Критическая ситуация наступает тогда, когда источник сообщает ему о факте, не имеющем никаких аналогий с опытом самого историка. Может ли он верить ему, или же ему следует отбросить эту часть исторического свидетельства? Брэдли отвечает, что если в нашем собственном опыте мы сталкиваемся с фактом, совершенно непохожим на то, с чем имели дело до сих пор, то мы будем иметь право верить в его реальность только после того, как проверим его «с помощью максимально тщательного и несколько раз повторяющегося исследования». Это – единственное условие, при котором я могу верить такому факту или свидетельству: я должен быть уверен, что свидетель – такой же добросовестный наблюдатель, как и я, и что он тоже проверил свои наблюдения тем же самым способом. В этом случае «его суждение будет точно таким же, как мое». Иными словами, он не должен позволять, чтобы религиозные или иные взгляды на мир, которые я не разделяю, влияли бы на его представления о том, что произошло, ибо в противном случае его суждения не могут быть тождественны моим; он должен затратить столько же усилий, для того чтобы установить реальность факта, сколько и я.
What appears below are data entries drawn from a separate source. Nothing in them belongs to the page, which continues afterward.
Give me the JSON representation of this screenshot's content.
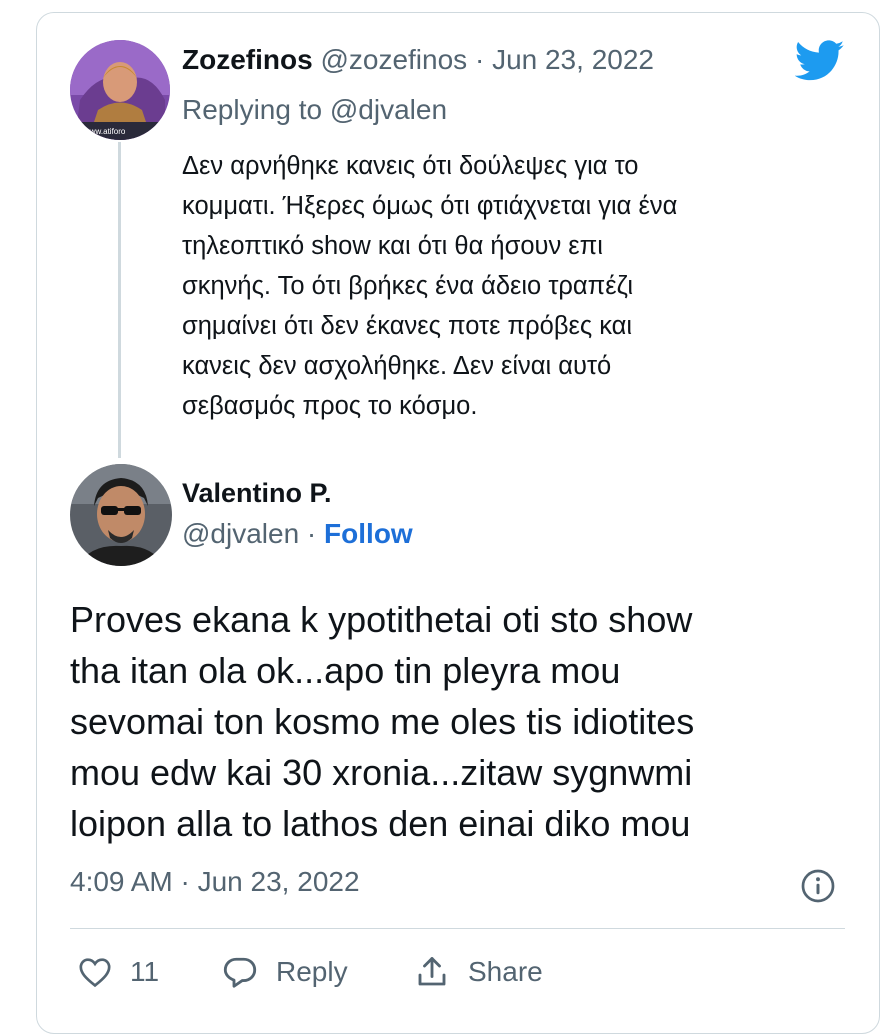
{
  "parent_tweet": {
    "name": "Zozefinos",
    "handle": "@zozefinos",
    "separator": " · ",
    "date": "Jun 23, 2022",
    "replying_to": "Replying to @djvalen",
    "avatar_caption": "www.atiforo",
    "text_lines": [
      "Δεν αρνήθηκε κανεις ότι δούλεψες για το",
      "κομματι. Ήξερες όμως ότι φτιάχνεται για ένα",
      "τηλεοπτικό show και ότι θα ήσουν επι",
      "σκηνής. Το ότι βρήκες ένα άδειο τραπέζι",
      "σημαίνει ότι δεν έκανες ποτε πρόβες και",
      "κανεις δεν ασχολήθηκε. Δεν είναι αυτό",
      "σεβασμός προς το κόσμο."
    ]
  },
  "main_tweet": {
    "name": "Valentino P.",
    "handle": "@djvalen",
    "separator": " · ",
    "follow_label": "Follow",
    "text_lines": [
      "Proves ekana k ypotithetai oti sto show",
      "tha itan ola ok...apo tin pleyra mou",
      "sevomai ton kosmo me oles tis idiotites",
      "mou edw kai 30 xronia...zitaw sygnwmi",
      "loipon alla to lathos den einai diko mou"
    ],
    "timestamp": "4:09 AM · Jun 23, 2022"
  },
  "actions": {
    "like_count": "11",
    "reply_label": "Reply",
    "share_label": "Share"
  },
  "icons": {
    "brand": "twitter-bird-icon",
    "info": "info-icon",
    "like": "heart-icon",
    "reply": "speech-bubble-icon",
    "share": "share-upload-icon"
  },
  "colors": {
    "brand_blue": "#1d9bf0",
    "follow_blue": "#1d6fd8",
    "muted_text": "#536471",
    "border": "#cfd9de"
  }
}
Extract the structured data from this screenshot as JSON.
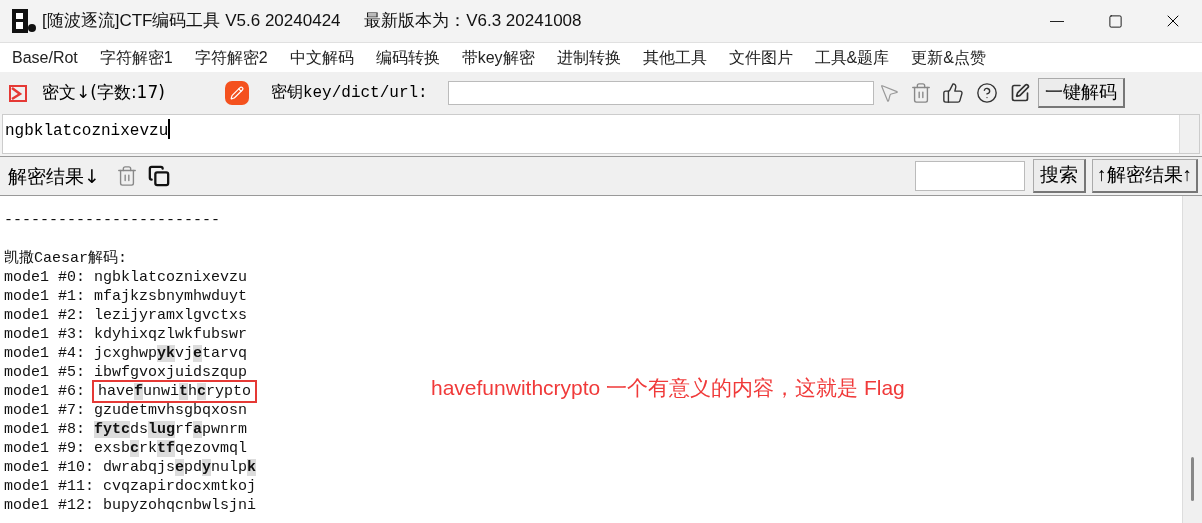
{
  "window": {
    "title": "[随波逐流]CTF编码工具 V5.6 20240424     最新版本为：V6.3 20241008"
  },
  "menu": [
    "Base/Rot",
    "字符解密1",
    "字符解密2",
    "中文解码",
    "编码转换",
    "带key解密",
    "进制转换",
    "其他工具",
    "文件图片",
    "工具&题库",
    "更新&点赞"
  ],
  "toolbar": {
    "cipher_label": "密文↓(字数:17)",
    "key_label": "密钥key/dict/url:",
    "decode_button": "一键解码"
  },
  "input": {
    "value": "ngbklatcoznixevzu"
  },
  "results_bar": {
    "label": "解密结果↓",
    "search_button": "搜索",
    "back_button": "↑解密结果↑"
  },
  "results": [
    {
      "kind": "text",
      "text": "------------------------"
    },
    {
      "kind": "blank"
    },
    {
      "kind": "text",
      "text": "凯撒Caesar解码:"
    },
    {
      "kind": "text",
      "text": "mode1 #0: ngbklatcoznixevzu"
    },
    {
      "kind": "text",
      "text": "mode1 #1: mfajkzsbnymhwduyt"
    },
    {
      "kind": "text",
      "text": "mode1 #2: lezijyramxlgvctxs"
    },
    {
      "kind": "text",
      "text": "mode1 #3: kdyhixqzlwkfubswr"
    },
    {
      "kind": "text",
      "text": "mode1 #4: jcxghwp**yk**vj**e**tarvq"
    },
    {
      "kind": "text",
      "text": "mode1 #5: ibwfgvoxjuidszqup"
    },
    {
      "kind": "text",
      "prefix": "mode1 #6: ",
      "text": "have**f**unwi**t**h**c**rypto",
      "boxed": true
    },
    {
      "kind": "text",
      "text": "mode1 #7: gzudetmvhsgbqxosn"
    },
    {
      "kind": "text",
      "text": "mode1 #8: **fytc**ds**lug**rf**a**pwnrm"
    },
    {
      "kind": "text",
      "text": "mode1 #9: exsb**c**rk**tf**qezovmql"
    },
    {
      "kind": "text",
      "text": "mode1 #10: dwrabqjs**e**pd**y**nulp**k**"
    },
    {
      "kind": "text",
      "text": "mode1 #11: cvqzapirdocxmtkoj"
    },
    {
      "kind": "text",
      "text": "mode1 #12: bupyzohqcnbwlsjni"
    }
  ],
  "annotation": {
    "text": "havefunwithcrypto 一个有意义的内容，这就是 Flag"
  }
}
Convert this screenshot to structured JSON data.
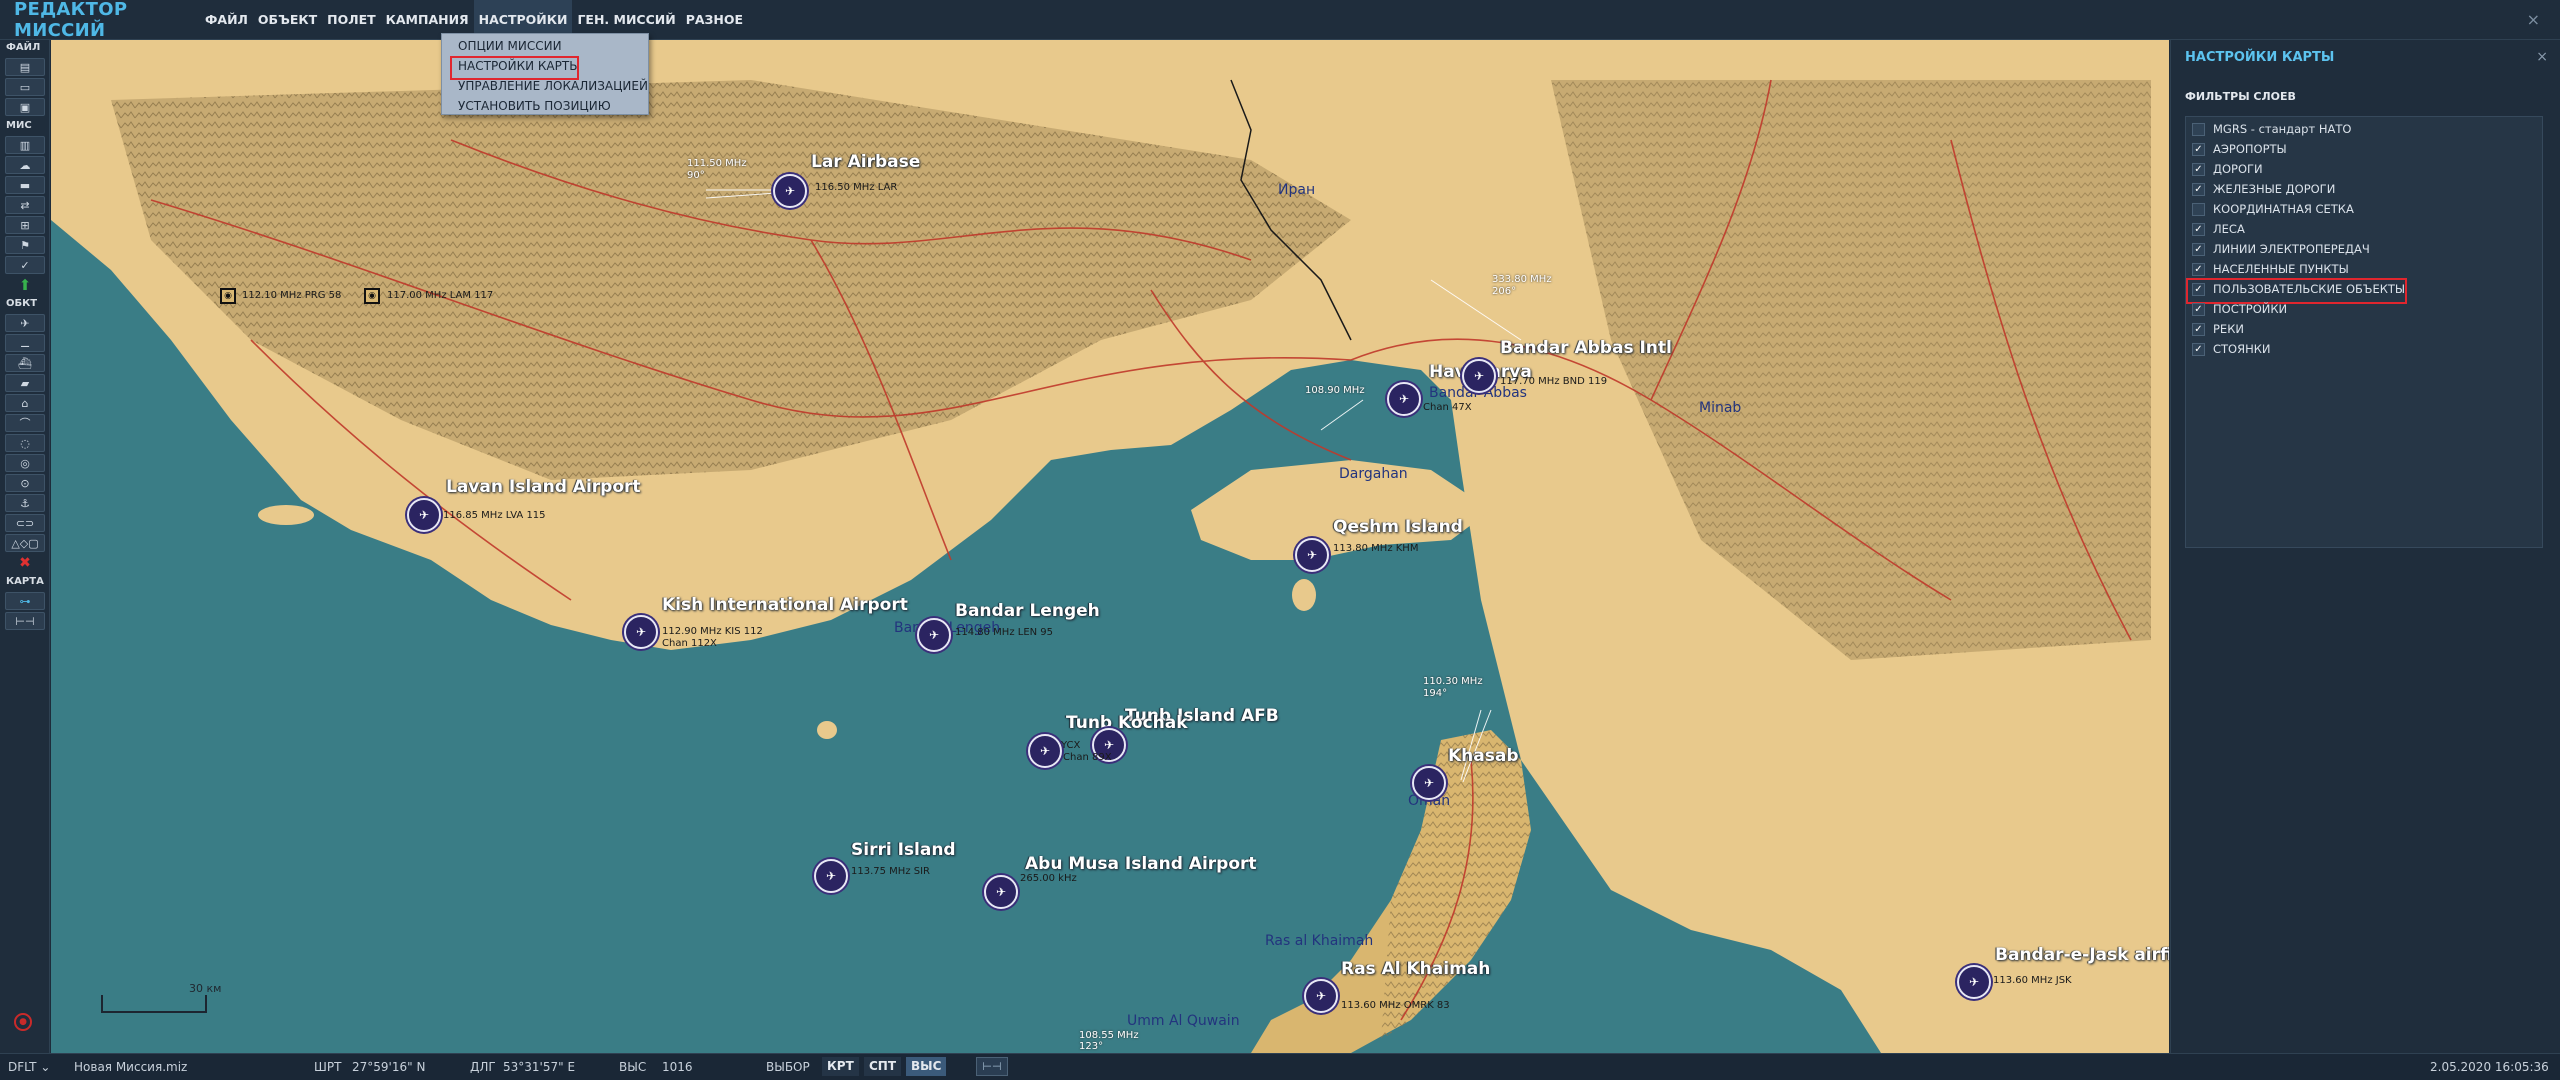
{
  "app": {
    "title": "РЕДАКТОР МИССИЙ",
    "close_glyph": "×"
  },
  "menu": {
    "items": [
      "ФАЙЛ",
      "ОБЪЕКТ",
      "ПОЛЕТ",
      "КАМПАНИЯ",
      "НАСТРОЙКИ",
      "ГЕН. МИССИЙ",
      "РАЗНОЕ"
    ],
    "active": "НАСТРОЙКИ"
  },
  "dropdown": {
    "items": [
      "ОПЦИИ МИССИИ",
      "НАСТРОЙКИ КАРТЫ",
      "УПРАВЛЕНИЕ ЛОКАЛИЗАЦИЕЙ",
      "УСТАНОВИТЬ ПОЗИЦИЮ"
    ],
    "highlighted": "НАСТРОЙКИ КАРТЫ"
  },
  "toolbar": {
    "sections": [
      {
        "label": "ФАЙЛ",
        "buttons": [
          "new-file-icon",
          "open-folder-icon",
          "save-icon"
        ]
      },
      {
        "label": "МИС",
        "buttons": [
          "trash-icon",
          "weather-icon",
          "briefing-icon",
          "trigger-icon",
          "resource-icon",
          "goal-icon",
          "check-icon"
        ]
      },
      {
        "label": "ОБКТ",
        "buttons": [
          "plane-icon",
          "helicopter-icon",
          "ship-icon",
          "tank-icon",
          "sam-icon",
          "static-icon",
          "zone-icon",
          "target-icon",
          "nav-point-icon",
          "airfield-icon",
          "link-icon",
          "shapes-icon"
        ]
      },
      {
        "label": "КАРТА",
        "buttons": [
          "map-layers-icon",
          "ruler-icon"
        ]
      }
    ],
    "glyphs": {
      "green": "⬆",
      "red": "✖",
      "shapes": "△◇▢"
    }
  },
  "map": {
    "places": [
      {
        "name": "Lar Airbase"
      },
      {
        "name": "Bandar Abbas Intl"
      },
      {
        "name": "Havadarya"
      },
      {
        "name": "Lavan Island Airport"
      },
      {
        "name": "Qeshm Island"
      },
      {
        "name": "Kish International Airport"
      },
      {
        "name": "Bandar Lengeh"
      },
      {
        "name": "Tunb Island AFB"
      },
      {
        "name": "Tunb Kochak"
      },
      {
        "name": "Khasab"
      },
      {
        "name": "Sirri Island"
      },
      {
        "name": "Abu Musa Island Airport"
      },
      {
        "name": "Ras Al Khaimah"
      },
      {
        "name": "Bandar-e-Jask airfi"
      }
    ],
    "towns": [
      {
        "name": "Иран"
      },
      {
        "name": "Dargahan"
      },
      {
        "name": "Minab"
      },
      {
        "name": "Ras al Khaimah"
      },
      {
        "name": "Umm Al Quwain"
      },
      {
        "name": "Oman"
      },
      {
        "name": "Bandar Abbas"
      },
      {
        "name": "Bandar Lengeh"
      }
    ],
    "frequencies": [
      "111.50 MHz",
      "90°",
      "116.50 MHz LAR",
      "112.10 MHz PRG 58",
      "117.00 MHz LAM 117",
      "333.80 MHz",
      "206°",
      "117.70 MHz BND 119",
      "108.90 MHz",
      "Chan 47X",
      "116.85 MHz LVA 115",
      "113.80 MHz KHM",
      "112.90 MHz KIS 112",
      "Chan 112X",
      "114.80 MHz LEN 95",
      "110.30 MHz",
      "194°",
      "Chan 89X",
      "113.75 MHz SIR",
      "265.00 kHz",
      "113.60 MHz OMRK 83",
      "108.55 MHz",
      "123°",
      "113.60 MHz JSK",
      "YCX"
    ],
    "scale_label": "30 км",
    "colors": {
      "sea": "#3a7d86",
      "land": "#e8c98c",
      "mountain": "#a9905f",
      "road": "#c0392b",
      "airport": "#2b2461"
    }
  },
  "panel": {
    "title": "НАСТРОЙКИ КАРТЫ",
    "close_glyph": "×",
    "subtitle": "ФИЛЬТРЫ СЛОЕВ",
    "check_glyph": "✓",
    "filters": [
      {
        "label": "MGRS - стандарт НАТО",
        "checked": false
      },
      {
        "label": "АЭРОПОРТЫ",
        "checked": true
      },
      {
        "label": "ДОРОГИ",
        "checked": true
      },
      {
        "label": "ЖЕЛЕЗНЫЕ ДОРОГИ",
        "checked": true
      },
      {
        "label": "КООРДИНАТНАЯ СЕТКА",
        "checked": false
      },
      {
        "label": "ЛЕСА",
        "checked": true
      },
      {
        "label": "ЛИНИИ ЭЛЕКТРОПЕРЕДАЧ",
        "checked": true
      },
      {
        "label": "НАСЕЛЕННЫЕ ПУНКТЫ",
        "checked": true
      },
      {
        "label": "ПОЛЬЗОВАТЕЛЬСКИЕ ОБЪЕКТЫ",
        "checked": true,
        "highlighted": true
      },
      {
        "label": "ПОСТРОЙКИ",
        "checked": true
      },
      {
        "label": "РЕКИ",
        "checked": true
      },
      {
        "label": "СТОЯНКИ",
        "checked": true
      }
    ]
  },
  "status": {
    "profile": "DFLT",
    "file": "Новая Миссия.miz",
    "lat_label": "ШРТ",
    "lat": "27°59'16\" N",
    "lon_label": "ДЛГ",
    "lon": "53°31'57\" E",
    "alt_label": "ВЫС",
    "alt": "1016",
    "select_label": "ВЫБОР",
    "modes": [
      "КРТ",
      "СПТ",
      "ВЫС"
    ],
    "active_mode": "ВЫС",
    "datetime": "2.05.2020 16:05:36"
  }
}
Но в истории эти условия едва ли выполнимы, ибо очевидец – всегда сын своего времени, а простой прогресс знаний делает невозможным, чтобы его точка зрения и нормативы точности были аналогичны моим. Следовательно, никакое историческое свидетельство не может установить реальность фактов, не имеющих аналогии в нашем современном опыте. Все, что мы можем сделать в тех случаях, когда поиск этой аналогии будет безрезультатен, так это принять свидетельство очевидца за ошибку и рассматривать эту ошибку как исторический факт, сам подлежащий объяснению. Иногда мы можем умозаключить, каков в действительности был факт, о котором он рассказал нам с такими ошибками, иногда же – нет, и здесь мы можем утверждать лишь одно: определенное свидетельство о факте существует, но в нашем распоряжении нет никаких данных для реконструкции самого факта.
Такова была вкратце точка зрения Брэдли. Она настолько богата и настолько глубоко проникает в суть вопроса, что было бы несправедливостью по отношению к ней ограничиться короткими комментариями. Но я попытаюсь отделить те ее положения, которые представляются вполне правомерными, от положений менее обоснованных.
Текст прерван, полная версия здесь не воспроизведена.